Jeff Dennes has crafted a customer-friendly mobile alert system that helps people avoid overdraft fees.
Jeff Dennes
Huntington Bank
Chief digital officer, online and mobile services director
Latest breakthrough: The bank is tying text and mobile alerts to its 24-hour overdraft grace period program, counter to the strategy of most banks
Huntington Bank's 24-hour overdraft grace period has drawn a lot of attention as a contrarian move - it's a way for the bank to counter the perception among some consumers that financial institutions are itching to collect overdraft fees. What's probably lost on the public is the staggering path that's required to deliver the mobile alerts that help drive the overdraft program.
"If you're on an ATM network and [overdraft], that transaction hits a legacy system at the bank. That system triggers an overdraft message that's sent to the alerts engine, which gets transmitted to the cellphone network, which then sends the text message with the alert to your phone. And all of that happens while you're on the phone at a point of the transaction," says Jeff Dennes, chief digital officer, online and mobile service director for the $54 billion-asset Huntington. "It's hard to produce real-time alerts. Generally you have different systems that have to be queued as the transaction is occurring, and the transaction has to be sent to the system that's generating the alerts."
Tying mobile and text account alerts to the 24-hour grace period - the bank gives customers a day to fix account overdrafts before charging fees - requires tight integration and messaging between different transaction systems and the bank's database and mobile platform. The goal is to produce the overdraft alert close to the transaction that sends the account into overdraft, within a minute if possible, and give the customer options to avoid the overdraft. "If we didn't have a real-time alert it would be hard to enable the product," Dennes says.
Ensuring the smoothness of that integration is one of the challenges facing Dennes and his team. It's a task that has to be done well, since the bank is marketing its grace period as a good-will differentiator. It's giving up some fee income, but reports a decrease in customer attrition and an increase in new accounts in the year or so that the 24-hour grace period has been active. "Our customers are looking to the idea that we're practicing fair play in making sure that we aren't charging overdraft fees," Dennes says.
Brad Strothkamp, a principal analyst at Forrester Research, says while most banks have adopted mobile alerts for balance queries and other basic financial information, Huntington's use of alerts to warn of overdrafts, while giving consumers an option to escape the overdrafts, is a great example of the power of digital alerts to give customer service a boost. "It's fantastic and it's innovative because there are a lot of banks that don't do it because they don't think about it, or they think it may have a negative impact on revenue," he says.

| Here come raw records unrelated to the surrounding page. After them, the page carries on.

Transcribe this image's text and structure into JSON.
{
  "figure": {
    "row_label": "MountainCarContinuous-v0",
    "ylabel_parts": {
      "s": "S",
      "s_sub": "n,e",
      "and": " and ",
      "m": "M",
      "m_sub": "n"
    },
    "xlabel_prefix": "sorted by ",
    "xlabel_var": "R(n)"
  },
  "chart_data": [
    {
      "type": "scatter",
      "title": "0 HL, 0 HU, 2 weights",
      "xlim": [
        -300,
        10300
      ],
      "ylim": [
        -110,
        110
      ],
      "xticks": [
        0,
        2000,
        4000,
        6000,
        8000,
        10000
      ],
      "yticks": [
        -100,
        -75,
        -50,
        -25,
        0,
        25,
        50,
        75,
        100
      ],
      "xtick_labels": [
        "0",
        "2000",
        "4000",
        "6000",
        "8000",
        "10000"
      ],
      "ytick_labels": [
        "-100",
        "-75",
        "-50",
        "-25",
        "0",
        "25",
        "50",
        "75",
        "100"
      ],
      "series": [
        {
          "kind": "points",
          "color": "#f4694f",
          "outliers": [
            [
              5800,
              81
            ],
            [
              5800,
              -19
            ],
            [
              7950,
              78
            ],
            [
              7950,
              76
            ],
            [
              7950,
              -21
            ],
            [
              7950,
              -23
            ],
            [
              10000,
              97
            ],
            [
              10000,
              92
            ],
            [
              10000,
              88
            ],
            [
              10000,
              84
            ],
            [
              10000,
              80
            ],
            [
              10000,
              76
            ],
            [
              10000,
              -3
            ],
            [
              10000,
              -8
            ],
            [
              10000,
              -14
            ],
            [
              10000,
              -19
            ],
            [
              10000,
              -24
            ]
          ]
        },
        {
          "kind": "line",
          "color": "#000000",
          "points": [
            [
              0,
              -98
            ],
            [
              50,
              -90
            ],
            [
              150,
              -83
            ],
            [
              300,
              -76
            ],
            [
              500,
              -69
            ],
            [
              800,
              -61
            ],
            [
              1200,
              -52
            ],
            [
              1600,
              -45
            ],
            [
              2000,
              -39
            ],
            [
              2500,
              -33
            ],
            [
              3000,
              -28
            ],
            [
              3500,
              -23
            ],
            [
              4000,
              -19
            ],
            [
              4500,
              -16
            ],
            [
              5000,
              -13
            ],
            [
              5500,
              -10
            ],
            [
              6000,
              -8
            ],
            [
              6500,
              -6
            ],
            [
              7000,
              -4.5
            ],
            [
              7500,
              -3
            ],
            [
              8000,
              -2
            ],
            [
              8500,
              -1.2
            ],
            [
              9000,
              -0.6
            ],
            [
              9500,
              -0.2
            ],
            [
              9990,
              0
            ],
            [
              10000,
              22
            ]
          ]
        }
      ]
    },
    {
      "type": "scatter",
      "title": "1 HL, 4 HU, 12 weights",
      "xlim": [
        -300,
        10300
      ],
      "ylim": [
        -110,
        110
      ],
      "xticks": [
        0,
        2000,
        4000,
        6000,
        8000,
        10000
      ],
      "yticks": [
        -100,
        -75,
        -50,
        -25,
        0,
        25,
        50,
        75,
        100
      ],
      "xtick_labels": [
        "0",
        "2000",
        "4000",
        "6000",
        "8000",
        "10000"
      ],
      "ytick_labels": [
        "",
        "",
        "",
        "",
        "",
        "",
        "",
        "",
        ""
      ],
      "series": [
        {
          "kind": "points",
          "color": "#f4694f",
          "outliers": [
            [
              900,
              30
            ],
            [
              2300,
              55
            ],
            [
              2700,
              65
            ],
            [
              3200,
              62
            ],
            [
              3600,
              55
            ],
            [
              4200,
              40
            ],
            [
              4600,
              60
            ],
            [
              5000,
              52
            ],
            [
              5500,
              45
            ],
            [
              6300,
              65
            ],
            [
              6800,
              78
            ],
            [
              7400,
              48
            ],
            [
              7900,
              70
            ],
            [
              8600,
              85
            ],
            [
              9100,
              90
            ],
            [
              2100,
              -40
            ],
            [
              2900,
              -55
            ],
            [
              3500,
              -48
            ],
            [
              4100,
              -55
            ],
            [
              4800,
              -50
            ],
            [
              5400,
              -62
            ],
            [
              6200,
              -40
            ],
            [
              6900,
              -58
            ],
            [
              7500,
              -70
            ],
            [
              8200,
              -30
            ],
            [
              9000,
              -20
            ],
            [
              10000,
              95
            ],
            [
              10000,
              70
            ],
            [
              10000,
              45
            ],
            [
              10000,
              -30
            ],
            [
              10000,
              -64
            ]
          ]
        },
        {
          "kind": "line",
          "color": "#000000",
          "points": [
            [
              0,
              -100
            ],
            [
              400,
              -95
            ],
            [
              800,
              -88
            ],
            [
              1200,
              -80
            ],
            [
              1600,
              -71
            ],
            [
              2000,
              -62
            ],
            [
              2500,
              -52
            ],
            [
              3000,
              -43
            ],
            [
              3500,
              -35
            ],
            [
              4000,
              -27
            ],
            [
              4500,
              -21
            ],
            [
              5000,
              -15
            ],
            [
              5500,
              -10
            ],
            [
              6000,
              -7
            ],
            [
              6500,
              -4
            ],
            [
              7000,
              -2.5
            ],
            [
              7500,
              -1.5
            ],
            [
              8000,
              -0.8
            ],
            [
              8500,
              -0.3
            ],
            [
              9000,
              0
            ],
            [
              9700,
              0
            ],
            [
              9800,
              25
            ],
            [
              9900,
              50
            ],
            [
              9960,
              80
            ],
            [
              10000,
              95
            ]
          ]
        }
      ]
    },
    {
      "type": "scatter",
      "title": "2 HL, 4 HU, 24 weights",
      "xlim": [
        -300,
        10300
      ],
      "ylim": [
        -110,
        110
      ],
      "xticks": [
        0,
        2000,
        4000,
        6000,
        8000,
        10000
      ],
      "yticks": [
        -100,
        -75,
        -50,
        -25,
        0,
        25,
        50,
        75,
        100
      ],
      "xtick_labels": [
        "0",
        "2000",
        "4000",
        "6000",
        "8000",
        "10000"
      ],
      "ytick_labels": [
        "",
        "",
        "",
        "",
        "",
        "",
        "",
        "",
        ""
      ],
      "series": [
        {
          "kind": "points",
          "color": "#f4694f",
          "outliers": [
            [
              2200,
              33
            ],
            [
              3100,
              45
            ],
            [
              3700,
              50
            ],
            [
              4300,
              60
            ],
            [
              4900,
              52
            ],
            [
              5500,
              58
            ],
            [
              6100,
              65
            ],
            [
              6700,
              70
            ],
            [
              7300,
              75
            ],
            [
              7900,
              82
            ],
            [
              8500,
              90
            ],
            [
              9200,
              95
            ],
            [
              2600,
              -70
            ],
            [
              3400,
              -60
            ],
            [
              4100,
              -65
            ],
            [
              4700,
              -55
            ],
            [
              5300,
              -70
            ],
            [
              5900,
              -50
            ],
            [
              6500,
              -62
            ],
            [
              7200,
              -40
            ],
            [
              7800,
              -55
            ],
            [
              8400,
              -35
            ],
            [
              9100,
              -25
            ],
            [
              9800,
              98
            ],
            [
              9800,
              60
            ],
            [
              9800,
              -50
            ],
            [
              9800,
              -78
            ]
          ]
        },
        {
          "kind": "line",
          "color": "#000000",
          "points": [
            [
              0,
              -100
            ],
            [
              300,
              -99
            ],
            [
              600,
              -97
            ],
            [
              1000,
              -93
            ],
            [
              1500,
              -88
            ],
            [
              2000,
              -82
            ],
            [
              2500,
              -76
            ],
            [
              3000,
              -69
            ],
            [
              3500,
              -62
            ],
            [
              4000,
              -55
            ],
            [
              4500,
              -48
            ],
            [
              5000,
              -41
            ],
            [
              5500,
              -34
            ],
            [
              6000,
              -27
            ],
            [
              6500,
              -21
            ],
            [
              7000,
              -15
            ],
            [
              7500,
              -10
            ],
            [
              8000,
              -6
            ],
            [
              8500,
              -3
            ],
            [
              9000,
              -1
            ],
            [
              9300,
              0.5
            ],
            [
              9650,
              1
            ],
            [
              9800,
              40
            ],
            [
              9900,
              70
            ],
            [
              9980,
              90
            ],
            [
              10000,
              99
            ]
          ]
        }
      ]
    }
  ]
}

Mobile overdraft alerts are one of a number of mobile banking initiatives that have been undertaken by the bank in the past year, or are planned for the coming year as Huntington ramps its digital banking game into high gear after a slow start. Dennes joined Huntington from USAA two years ago to develop a road map for mobile and other remotely accessed financial services. The bank has since launched the alerts; apps for iPhone and Android; an iPad app, optimized for iPad users; and a redesign of the bank's website. "We came out with the iPad and Android apps with just a few days apart, it was a far cry from 2010 when not a lot of work was done," he says.
In less than a year, the iPhone app got more than 80,000 downloads, the Android app was downloaded more than 75,000 times and the iPad app got nearly 30,000 downloads in just a few weeks this spring. A mobile remote deposit capture app is in the works in the coming months.
Dennes is also working on speed to market for new digital banking products. The bank is using code from Kony to create a single interface that can create a single application for a financial activity, then repurpose that for various Web and mobile channels. "It's all about making it work on a three, nine or 12-inch screen," he says.